Sorry, there's no item 2 on that list.

This is the one night when Amsterdammers really lose their shit. Only this time they're armed with explosives — about 40 million euros worth. And if you're saying "hey, I like fireworks at New Year's!" — well, tell me that next time somebody shoots a rocket past your head. Where I was born, somebody was actually in charge of fireworks displays, most of which happened in the sky. Here it's much more democratic, and happens mainly at street level.

The first fireworks were brought here in the 1600s, by Dutch merchant ships returning from trade voyages to the far east. But the tradition of private citizens blowing themselves up is fairly new. A century ago Amsterdammers marked New Year's with a few cannons out over the water at Prins Hendrikkade. The mass do-it-yourself thing is a postwar phenomenon, and it's unknown anywhere else in Europe. You start hearing the odd firecracker starting in November. By early December you're getting treated to the occasional random cherry bomb or M80 type of thing. By Christmastime the use of private fireworks in residential hoods is pretty relentless. Some folks who weren't born here have trouble sleeping then, and are constantly on edge — like my friend who's a refugee from one of the Balkan wars. Then on the last night of the year, all hell breaks loose.

You follow the crowd into the big square at Nieuwmarkt. The streets are already slick with red paper from spent bombs. People are hanging whole mats of firecrackers from the lampposts and setting them off. All around you people are firing rockets into the air, and sometimes at one another. Your feeling of attending a reenactment of the Battle of the Bulge is amplified when you get hopelessly separated from your friends. The risk of blindness, hearing loss or mutilation makes it just that much more of a thrill. Midnight comes and goes. Trying to flee the battlefield you dart through narrow streets in the old Joodse wijk. You get stopped a few times by people who want to shake your hand and wish you a gelukkig nieuwjaar! Then you run into two crews of merrymakers firing rockets at each other from opposite sides of an avenue. A temporary ceasefire is called long enough for you to sneak by. Finally you get home, lock the door behind you and do a quick count of fingers and toes.
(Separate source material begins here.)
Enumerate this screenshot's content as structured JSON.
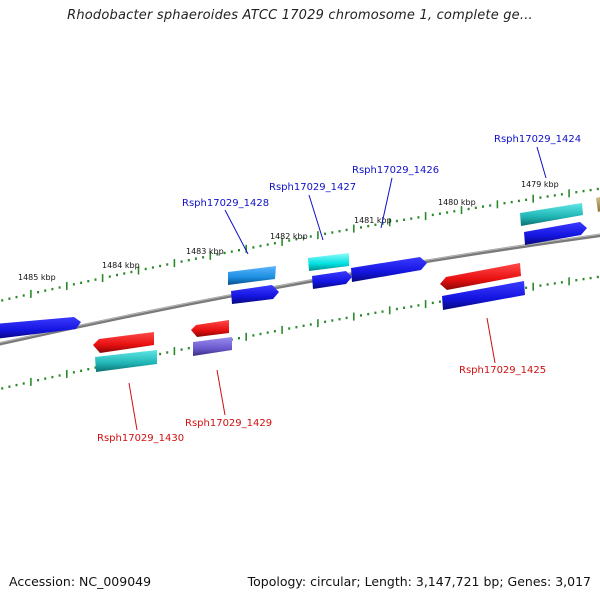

These days only about 1200 people are injured by fireworks each year in the Netherlands. The number used to be much higher. Fireworks laws are growing stricter, but the incendiary nature of Oudejaarsavond isn't going away anytime soon. In a 2001 Volkskrant article, C Meijer of the Consumers and Safety association says "We are opposed to a prohibition. It is part of our national character to secretly do things regardless of any prohibitions."

The Amsterdammers take New Year's day off to recover from that mad catharsis — and then another year of civilization begins.